A crime has been committed against small trees, as well as against the people and landscaped environment the trees benefit.

Someone has been hacking branches off multiple small trees in a city park. Over the course of several days, at least 21 individual trees were damaged. A photographer snapped photos of the vandal in the act and reported to the Parks Department and police. The photographer hadn't carried a phone, police weren't called immediately, and now we must wait to see if further destruction can be prevented.

In broad daylight, a deranged man mangled many trees, undeterred by the people who were around. Did they notice and ignore him, or not want to call police? Sometimes, people should bestir themselves.

The park where the trees were butchered is a formerly dusty-looking plaza I'd never thought to walk upon. But by 2011 it was transformed through a process of coordination between city departments like Parks, Transportation, and City Planning, and with much community input.
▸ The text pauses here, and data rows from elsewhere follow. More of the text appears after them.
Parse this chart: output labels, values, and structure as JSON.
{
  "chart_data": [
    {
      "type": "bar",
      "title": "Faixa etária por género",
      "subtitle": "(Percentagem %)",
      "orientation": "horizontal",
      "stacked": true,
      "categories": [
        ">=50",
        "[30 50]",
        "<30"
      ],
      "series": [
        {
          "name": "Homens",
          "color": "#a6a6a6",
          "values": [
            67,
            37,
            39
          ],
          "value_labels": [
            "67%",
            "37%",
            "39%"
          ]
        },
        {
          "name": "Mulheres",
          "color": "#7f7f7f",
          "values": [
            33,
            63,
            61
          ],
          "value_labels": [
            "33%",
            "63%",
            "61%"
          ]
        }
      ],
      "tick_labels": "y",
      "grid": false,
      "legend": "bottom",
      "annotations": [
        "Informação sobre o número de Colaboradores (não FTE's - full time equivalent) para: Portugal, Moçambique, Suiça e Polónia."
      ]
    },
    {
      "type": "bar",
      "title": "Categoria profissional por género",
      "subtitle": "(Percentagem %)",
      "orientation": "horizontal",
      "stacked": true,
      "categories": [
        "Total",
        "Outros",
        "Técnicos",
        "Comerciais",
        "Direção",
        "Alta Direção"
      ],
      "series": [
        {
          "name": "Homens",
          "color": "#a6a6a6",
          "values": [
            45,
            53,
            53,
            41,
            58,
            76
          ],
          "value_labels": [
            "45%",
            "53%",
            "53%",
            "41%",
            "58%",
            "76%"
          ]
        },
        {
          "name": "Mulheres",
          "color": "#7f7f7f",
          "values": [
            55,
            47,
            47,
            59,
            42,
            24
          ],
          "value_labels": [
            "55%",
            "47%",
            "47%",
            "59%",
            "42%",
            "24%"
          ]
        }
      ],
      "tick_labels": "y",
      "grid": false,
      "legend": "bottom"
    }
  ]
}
It's become a pleasant, shaded pedestrian pathway with benches, new plantings, large old trees, and small ones, now mutilated.

Destruction is always distressing, but this is particularly so because the pandemic has decimated NYC's budget. Until the crisis, the Parks Department had done a marvelous job of invigorating previously uninspired landscapes. In parks around the city, something new blooms in one after another flower or tree, timed so there's always a display of nature's varied colors and shapes. All Spring I've been admiring the plantings in the parks near me while wondering what upkeep will fall by the wayside for lack of funds. And now, these beautiful small trees, will they survive their mauling? Will the damage always be evident, an eyesore and a loss?

The lone tree near the head of Allen Street stands now a disfigured sentinel, marker of mental illness and indifference.